Kiith-Sa 42 at theanswer.com
Mon Jan 23 04:31:27 PST 2012


On Monday, 23 January 2012 at 11:42:16 UTC, Kagamin wrote:
> On Monday, 23 January 2012 at 11:15:02 UTC, Nick Sabalausky 
> wrote:
>> Those are "newbie" Linuxes that, by default, use GUIs[1] which 
>> are known to be insanely bloated.
>
> Huh? More bloated than Aero?
>
>> Yea, stuff that isn't 100%-OSS can be a PITA with Ubuntu :(  
>> But I guess it's pretty bad though if that's a problem in 
>> Mint, too.
>
> Well, I doubt the driver installation procedure is different in 
> Mint. From what I understood from readme, one should somehow 
> disable nouveau driver, change runlevel, reboot in console 
> mode, do proper configuration and... I didn't read further.

Actually, no.

You click a "Additional Drivers" button, that will just pop up as
a notification if you have an AMD or NVidia GPU. Then you click at
the driver you want to install, and click "Activate". And maybe 
"Ok"
or "Close" after that.That is the way it works both on Ubuntu and 
on Mint.

It's not easy to miss.

You don't install the driver from NVidia's site - you have the 
newest
driver prepackaged already.

In general, on Linux you don't install software by searching on 
the net,
you use the package manager/software center GUI or do "apt-get 
install program".



That said, it is true that some Linux vendors have gone crazy
trying to "reinvent the GUI". Gnome3 and Unity (Ubuntu) are both 
tabletized
(Win8 is also going in similar direction) and both much more 
inefficient than Gnome2 was.

That said, KDE, which used to be bloated, has been optimizing 
quite singificantly over the last few releases, and seem to plan 
to continue doing it.
KDE however always comes with some useless "Social desktop" 
features enabled
by default, which kill the performance (and make people think KDE 
is still bloated - great PR, KDE!). Anyway, once that is 
disabled, at least on my notebook Ubuntu/KDE is faster than Win7.

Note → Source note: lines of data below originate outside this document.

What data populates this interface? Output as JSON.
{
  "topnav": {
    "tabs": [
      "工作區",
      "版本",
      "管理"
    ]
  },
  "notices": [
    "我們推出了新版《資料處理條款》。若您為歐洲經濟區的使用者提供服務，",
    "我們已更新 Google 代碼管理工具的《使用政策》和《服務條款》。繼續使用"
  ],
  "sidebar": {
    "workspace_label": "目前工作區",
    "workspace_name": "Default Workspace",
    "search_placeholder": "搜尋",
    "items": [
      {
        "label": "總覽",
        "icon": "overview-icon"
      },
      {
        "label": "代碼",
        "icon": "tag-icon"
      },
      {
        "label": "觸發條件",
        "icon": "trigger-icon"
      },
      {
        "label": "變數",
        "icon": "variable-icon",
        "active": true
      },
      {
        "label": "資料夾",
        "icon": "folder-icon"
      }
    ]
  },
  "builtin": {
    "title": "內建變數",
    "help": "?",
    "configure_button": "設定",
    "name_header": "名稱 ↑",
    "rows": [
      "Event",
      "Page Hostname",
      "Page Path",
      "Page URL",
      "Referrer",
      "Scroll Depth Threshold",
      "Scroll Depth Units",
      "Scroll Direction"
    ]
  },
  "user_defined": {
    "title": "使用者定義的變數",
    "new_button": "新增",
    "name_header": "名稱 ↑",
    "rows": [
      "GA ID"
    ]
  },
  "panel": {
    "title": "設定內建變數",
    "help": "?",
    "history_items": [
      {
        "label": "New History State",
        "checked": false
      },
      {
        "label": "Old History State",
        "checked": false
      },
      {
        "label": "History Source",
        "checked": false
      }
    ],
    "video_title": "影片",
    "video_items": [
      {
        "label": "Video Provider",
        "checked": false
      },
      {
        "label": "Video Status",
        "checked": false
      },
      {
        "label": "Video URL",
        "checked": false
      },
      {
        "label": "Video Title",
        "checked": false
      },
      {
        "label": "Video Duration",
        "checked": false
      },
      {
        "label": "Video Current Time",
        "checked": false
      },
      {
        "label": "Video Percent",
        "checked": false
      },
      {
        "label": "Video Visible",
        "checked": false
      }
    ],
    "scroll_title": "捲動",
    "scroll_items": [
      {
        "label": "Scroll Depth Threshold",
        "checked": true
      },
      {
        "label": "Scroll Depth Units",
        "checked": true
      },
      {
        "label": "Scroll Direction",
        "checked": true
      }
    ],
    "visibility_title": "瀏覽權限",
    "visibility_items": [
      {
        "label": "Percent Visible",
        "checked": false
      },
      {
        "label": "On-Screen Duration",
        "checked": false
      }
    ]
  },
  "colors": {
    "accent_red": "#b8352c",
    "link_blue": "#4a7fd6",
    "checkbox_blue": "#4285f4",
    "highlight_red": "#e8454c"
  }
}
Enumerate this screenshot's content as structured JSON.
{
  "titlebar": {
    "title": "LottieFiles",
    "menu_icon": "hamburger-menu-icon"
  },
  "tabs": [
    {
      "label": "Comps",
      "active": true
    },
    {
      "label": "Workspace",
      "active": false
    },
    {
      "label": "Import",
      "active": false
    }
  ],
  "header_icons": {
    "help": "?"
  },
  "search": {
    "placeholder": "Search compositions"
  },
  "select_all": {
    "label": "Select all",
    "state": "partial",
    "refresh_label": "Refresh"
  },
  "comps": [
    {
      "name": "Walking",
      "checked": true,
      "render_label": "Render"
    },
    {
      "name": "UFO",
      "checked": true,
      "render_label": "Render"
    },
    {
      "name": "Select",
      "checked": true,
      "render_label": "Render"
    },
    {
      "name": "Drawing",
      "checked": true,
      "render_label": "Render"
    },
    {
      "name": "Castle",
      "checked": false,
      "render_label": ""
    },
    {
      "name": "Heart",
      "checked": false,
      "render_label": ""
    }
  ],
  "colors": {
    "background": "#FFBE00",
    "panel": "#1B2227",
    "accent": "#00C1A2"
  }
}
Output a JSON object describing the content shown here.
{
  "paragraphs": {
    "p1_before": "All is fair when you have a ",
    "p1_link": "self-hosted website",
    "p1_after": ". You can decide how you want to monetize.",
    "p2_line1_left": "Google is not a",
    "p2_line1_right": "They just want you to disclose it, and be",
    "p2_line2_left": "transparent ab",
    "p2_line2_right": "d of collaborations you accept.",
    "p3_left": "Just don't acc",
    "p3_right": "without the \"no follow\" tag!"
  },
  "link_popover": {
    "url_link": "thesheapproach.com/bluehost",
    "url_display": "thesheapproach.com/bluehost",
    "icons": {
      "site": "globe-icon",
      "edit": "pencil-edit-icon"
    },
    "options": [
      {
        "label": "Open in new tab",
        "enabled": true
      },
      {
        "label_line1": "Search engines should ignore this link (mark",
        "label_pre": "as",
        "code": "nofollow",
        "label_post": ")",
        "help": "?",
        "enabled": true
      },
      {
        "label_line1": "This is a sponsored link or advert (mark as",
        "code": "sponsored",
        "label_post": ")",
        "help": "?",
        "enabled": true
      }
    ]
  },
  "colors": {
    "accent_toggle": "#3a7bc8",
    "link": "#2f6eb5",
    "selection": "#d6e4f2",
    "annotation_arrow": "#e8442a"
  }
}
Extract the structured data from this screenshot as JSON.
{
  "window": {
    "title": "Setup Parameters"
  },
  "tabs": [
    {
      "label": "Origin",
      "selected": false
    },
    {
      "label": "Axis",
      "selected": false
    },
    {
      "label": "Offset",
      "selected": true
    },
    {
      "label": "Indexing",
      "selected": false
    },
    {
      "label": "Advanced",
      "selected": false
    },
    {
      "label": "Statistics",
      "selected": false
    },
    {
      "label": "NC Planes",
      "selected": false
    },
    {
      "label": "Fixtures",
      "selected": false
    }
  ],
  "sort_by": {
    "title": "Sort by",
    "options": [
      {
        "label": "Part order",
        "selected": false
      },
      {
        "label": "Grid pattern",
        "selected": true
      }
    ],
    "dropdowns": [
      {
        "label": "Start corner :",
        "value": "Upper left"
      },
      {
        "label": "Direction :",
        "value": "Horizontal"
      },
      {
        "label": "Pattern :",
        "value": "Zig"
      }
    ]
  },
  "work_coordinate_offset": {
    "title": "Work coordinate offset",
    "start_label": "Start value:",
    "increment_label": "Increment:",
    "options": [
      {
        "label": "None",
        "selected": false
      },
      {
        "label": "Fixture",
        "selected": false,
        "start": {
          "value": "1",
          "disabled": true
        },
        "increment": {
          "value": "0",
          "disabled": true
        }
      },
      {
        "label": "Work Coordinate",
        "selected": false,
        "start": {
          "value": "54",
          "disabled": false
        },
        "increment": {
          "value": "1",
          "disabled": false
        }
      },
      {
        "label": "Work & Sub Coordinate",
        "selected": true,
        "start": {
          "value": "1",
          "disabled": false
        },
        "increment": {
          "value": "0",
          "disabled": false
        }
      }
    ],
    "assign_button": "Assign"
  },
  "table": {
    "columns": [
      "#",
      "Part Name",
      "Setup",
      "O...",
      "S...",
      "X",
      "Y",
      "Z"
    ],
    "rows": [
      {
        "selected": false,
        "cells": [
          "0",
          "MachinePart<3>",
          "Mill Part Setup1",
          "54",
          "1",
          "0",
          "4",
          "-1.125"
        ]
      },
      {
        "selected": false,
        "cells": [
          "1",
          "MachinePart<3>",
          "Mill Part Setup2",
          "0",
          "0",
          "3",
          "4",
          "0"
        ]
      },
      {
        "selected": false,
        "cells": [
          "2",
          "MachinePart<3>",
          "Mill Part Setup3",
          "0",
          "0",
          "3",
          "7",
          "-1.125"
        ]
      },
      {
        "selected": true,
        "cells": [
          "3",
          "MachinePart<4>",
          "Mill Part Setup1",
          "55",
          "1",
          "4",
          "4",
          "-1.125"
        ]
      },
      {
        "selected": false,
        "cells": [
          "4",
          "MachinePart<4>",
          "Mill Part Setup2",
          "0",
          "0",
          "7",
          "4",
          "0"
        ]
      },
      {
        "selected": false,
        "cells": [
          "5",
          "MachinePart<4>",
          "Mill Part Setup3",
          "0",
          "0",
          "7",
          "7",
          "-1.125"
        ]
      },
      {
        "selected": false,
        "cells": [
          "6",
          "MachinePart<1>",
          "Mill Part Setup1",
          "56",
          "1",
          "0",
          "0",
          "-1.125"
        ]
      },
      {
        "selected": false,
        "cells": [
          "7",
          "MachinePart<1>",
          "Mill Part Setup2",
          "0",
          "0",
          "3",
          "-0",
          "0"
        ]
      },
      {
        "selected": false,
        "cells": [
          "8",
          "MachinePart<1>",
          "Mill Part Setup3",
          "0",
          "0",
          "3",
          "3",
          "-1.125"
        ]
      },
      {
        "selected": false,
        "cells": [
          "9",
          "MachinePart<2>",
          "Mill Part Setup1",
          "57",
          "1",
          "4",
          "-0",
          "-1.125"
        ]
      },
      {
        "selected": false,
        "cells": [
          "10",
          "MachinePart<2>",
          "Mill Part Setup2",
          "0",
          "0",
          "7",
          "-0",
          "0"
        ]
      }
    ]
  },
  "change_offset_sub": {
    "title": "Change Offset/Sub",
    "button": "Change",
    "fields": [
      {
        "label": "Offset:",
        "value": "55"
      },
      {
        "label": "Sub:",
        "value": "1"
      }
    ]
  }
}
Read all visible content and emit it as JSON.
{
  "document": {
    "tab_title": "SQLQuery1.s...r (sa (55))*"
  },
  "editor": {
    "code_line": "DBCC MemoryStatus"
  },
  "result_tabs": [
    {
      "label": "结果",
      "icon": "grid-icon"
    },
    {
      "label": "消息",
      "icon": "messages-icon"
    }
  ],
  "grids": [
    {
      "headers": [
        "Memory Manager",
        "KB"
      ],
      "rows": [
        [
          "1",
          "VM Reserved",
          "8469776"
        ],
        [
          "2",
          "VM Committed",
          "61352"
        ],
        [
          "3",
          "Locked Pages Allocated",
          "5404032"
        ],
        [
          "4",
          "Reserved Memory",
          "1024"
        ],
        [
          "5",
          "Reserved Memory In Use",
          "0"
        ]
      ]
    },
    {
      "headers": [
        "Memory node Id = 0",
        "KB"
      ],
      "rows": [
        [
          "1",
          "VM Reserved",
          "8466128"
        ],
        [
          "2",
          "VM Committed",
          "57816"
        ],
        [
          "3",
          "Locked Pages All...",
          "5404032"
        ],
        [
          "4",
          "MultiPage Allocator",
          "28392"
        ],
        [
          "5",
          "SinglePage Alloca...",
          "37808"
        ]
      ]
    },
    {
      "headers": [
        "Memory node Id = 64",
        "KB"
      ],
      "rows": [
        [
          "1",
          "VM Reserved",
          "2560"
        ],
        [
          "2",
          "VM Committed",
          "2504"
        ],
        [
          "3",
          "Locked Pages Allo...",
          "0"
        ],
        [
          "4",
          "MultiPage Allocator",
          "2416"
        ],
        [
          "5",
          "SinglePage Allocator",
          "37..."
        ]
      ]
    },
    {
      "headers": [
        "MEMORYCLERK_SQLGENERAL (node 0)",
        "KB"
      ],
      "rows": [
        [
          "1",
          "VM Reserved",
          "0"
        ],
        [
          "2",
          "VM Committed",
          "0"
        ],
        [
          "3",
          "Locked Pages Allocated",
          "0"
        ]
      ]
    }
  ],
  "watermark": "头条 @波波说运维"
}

XFCE is even faster, and is getting full-featured - it doesn't 
have much
visual flair, though, if you want that.

LXDE is extremely lightweight, but doesn't have many features.

Enlightenment started popping up recently, which is (very) fast 
_and_ looks awesome, but AFAIK written in optimized C and crashy.



 From my experience, OpenSUSE is now both stable and friendly to
Windows power users. Ubuntu/Mint are more oriented towards 
complete newbies
or people who only browse/use office suite.